RESEARCH SUMMARY

A large variety of glycosylated proteins participating in cell-cell and virus-cell interactions populate the cellular and viral membranes. The surface proteins communicate the cell with its environment and participate in cell emigration and in virus entry processes.

Our group researches on receptor-ligand recognition using biochemical techniques and X-ray crystallography, studying receptors of the immune system, some of which have been subverted by viruses to enter into host cells. So, our research focuses also in receptor-mediated virus entry into cells, with viruses of medical interest using the receptor molecules for attachment and cell membrane penetration. We investigate receptor recognition and the dynamics of virus entry with rhinovirus, measles virus and coronavirus.

Our research provides new knowledge on cell adhesion and virus entry processes and is relevant for the development of anti-viral therapies and treatments of immune disorders.

Some of our recent results, related to both immune processes and viral infections, are highlighted below:

The T-cell/Transmembrane, Immunoglobulin and Mucin domain (TIM) gene family plays a critical role in regulating immune responses, including transplant tolerance, autoimmunity, the regulation of allergy and asthma, and the response to viral infections.

We have demonstrated that the TIM proteins are pattern recognition receptors specialized in the recognition of the phosphatidylserine (PtdSer) cell death signal.

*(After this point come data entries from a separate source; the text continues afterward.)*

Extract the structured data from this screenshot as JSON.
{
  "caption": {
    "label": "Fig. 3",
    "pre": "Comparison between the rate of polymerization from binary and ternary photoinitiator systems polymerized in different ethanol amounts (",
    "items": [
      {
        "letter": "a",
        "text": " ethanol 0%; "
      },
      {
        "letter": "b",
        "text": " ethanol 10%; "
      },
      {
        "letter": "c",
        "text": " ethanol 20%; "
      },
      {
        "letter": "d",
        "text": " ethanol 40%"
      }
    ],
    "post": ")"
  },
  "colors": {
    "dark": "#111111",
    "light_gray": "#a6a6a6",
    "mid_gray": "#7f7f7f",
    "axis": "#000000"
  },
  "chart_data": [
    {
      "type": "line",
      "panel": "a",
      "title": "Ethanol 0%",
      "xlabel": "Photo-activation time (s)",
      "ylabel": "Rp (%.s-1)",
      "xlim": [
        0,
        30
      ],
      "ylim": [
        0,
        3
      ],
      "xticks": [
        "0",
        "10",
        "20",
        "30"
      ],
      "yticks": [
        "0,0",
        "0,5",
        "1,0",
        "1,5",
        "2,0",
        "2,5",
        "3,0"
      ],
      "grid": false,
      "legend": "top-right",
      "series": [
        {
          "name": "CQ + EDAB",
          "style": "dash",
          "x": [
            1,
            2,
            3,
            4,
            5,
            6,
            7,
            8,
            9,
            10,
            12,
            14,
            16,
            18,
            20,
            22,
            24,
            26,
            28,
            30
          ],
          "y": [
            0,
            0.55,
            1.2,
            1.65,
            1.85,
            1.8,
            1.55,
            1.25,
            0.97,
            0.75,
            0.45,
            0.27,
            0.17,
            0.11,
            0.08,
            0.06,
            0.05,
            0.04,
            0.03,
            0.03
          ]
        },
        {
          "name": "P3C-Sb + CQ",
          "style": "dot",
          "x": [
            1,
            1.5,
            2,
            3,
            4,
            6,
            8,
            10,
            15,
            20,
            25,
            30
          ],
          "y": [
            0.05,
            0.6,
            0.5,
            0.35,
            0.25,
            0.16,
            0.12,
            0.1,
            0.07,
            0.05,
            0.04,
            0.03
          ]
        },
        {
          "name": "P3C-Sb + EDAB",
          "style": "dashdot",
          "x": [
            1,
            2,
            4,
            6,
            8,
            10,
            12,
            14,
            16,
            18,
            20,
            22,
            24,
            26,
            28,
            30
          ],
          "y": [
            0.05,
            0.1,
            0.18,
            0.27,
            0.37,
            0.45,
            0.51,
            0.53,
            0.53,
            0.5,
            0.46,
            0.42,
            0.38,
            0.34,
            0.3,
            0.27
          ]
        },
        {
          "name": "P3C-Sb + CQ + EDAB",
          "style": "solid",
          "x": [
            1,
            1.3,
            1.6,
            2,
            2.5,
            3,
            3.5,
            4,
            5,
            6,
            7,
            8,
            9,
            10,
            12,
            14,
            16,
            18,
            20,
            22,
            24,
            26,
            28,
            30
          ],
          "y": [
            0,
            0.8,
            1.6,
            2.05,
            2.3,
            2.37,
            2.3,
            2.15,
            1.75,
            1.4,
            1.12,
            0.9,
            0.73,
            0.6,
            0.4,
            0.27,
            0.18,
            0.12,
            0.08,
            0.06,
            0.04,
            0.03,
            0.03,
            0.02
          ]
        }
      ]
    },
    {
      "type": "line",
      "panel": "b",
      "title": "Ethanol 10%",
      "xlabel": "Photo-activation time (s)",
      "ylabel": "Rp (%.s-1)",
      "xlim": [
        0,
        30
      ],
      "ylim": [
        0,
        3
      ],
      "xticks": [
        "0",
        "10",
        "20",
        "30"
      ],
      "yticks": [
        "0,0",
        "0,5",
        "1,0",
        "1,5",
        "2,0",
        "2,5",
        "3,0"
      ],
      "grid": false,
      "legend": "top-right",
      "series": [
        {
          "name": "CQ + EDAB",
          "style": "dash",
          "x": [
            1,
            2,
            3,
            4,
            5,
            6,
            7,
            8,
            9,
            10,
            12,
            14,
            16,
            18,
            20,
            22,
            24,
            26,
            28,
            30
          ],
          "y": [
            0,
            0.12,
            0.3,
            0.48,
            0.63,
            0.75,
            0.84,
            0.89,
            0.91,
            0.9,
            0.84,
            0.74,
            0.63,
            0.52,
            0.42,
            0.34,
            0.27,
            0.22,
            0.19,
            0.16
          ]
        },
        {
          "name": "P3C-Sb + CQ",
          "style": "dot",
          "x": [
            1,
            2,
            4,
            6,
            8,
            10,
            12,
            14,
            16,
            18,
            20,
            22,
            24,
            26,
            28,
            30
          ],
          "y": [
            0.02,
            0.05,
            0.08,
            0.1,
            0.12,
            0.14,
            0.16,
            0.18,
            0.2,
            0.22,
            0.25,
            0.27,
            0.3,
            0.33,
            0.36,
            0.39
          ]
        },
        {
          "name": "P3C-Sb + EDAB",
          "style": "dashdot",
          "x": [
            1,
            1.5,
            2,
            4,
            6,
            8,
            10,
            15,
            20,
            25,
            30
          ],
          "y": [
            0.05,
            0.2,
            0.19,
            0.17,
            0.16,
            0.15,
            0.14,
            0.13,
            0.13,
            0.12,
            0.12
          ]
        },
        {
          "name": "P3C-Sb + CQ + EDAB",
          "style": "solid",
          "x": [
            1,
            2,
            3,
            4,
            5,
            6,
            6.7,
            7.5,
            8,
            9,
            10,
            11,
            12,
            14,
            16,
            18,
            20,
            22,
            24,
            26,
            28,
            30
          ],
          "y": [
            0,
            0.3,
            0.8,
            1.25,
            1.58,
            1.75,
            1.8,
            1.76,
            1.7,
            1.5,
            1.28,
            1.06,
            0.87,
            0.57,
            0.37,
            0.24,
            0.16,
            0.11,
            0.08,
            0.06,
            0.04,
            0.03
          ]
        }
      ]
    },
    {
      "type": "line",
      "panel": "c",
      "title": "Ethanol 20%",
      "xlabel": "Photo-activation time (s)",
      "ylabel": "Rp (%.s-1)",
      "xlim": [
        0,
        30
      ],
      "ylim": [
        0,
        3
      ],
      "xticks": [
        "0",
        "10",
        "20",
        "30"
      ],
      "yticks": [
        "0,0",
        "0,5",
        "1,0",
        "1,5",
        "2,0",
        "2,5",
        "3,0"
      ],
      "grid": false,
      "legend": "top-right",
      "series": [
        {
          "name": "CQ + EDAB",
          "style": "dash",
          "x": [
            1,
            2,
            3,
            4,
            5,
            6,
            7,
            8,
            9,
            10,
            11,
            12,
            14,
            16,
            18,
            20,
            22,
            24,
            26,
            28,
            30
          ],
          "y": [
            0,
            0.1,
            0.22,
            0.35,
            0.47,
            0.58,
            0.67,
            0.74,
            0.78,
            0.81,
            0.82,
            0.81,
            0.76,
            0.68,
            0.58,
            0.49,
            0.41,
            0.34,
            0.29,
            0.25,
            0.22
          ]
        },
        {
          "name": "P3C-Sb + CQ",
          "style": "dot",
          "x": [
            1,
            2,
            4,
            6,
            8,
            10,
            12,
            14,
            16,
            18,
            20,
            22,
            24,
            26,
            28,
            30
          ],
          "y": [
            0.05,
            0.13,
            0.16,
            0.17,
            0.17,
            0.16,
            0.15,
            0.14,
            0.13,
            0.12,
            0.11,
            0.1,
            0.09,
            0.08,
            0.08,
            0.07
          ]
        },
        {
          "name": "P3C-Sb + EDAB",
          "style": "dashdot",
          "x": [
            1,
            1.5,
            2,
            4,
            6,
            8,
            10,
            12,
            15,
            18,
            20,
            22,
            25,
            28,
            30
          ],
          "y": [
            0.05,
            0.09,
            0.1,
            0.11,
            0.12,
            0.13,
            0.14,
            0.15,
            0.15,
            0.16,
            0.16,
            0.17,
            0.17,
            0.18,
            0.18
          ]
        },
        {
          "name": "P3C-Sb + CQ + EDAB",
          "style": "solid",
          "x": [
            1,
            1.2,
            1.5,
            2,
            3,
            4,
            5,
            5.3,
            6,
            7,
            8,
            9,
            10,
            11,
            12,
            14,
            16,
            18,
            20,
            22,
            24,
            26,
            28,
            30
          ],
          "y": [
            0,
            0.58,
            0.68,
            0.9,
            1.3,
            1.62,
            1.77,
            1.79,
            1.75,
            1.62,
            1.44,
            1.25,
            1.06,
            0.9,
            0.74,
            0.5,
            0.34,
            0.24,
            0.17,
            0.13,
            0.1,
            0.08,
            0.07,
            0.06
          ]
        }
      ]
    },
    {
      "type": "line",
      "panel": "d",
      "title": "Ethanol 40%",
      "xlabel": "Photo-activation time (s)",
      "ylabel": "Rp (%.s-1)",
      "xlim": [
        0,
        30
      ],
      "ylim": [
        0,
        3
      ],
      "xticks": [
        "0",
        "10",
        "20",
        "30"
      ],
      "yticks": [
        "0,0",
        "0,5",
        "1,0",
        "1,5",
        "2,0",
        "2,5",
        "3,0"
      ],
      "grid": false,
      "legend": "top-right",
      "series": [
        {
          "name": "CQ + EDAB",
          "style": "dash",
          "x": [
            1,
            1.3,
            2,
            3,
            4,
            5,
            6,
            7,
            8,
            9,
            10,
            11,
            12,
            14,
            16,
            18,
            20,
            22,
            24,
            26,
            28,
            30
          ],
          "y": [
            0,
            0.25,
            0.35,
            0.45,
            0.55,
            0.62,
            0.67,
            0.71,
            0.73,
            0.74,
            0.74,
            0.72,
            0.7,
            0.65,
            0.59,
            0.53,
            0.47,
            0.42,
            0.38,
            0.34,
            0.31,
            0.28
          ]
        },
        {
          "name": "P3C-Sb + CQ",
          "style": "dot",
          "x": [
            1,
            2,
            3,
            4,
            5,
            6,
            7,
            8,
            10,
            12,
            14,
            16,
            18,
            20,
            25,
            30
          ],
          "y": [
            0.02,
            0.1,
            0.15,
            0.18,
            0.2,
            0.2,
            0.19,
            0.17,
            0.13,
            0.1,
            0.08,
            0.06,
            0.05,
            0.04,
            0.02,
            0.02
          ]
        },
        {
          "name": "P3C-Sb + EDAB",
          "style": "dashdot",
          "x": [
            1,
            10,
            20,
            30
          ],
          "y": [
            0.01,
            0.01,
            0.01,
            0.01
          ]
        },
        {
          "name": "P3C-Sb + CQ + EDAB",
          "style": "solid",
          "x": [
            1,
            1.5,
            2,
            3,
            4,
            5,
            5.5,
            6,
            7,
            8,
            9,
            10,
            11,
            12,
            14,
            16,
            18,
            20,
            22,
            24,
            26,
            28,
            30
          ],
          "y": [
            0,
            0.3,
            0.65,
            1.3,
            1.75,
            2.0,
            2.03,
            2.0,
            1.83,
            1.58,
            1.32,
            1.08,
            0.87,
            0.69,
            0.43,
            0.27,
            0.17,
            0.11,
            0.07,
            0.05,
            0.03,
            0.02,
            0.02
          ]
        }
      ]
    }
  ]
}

The figure on the left shows a surface representation of the structure of the mTIM-4 IgV domain bound to PtdSer in a phospholipid membrane bilayer, structure determined in our laboratory. Cells expressing TIM-1, TIM-3 and TIM-4 can mediate the elimination of apoptotic cells, which expose PtdSer on the outer membrane leaflet.

This biological process is essential for maintaining tissue homeostasis and the prevention of autoimmunity and inflammatory reactions.

Measles Virus binding to the CD46 cellular receptor

Measles virus (MV) has a glycoprotein anchored to its lipid envelope known as hemagglutinin (H). The H protein is specialized in the recognition of cell surface receptor molecules such as CD46. This process is essential for virus entry into host cells. We have been able to visualize this molecular event by determining the crystal structure of the measles virus H protein bound to the CD46 receptor protein. The image on the right shows a surface representation of the dimeric H protein structure (rainbow coloring) bound to two CD46 molecules (C alpha trace in blue). Electron microscopy image of measles virus particles entering in a cells is shown bellow the structure representation. Binding to the CD46 receptor molecule is essential for MV entry into human cells and it begins the virus infective cycle.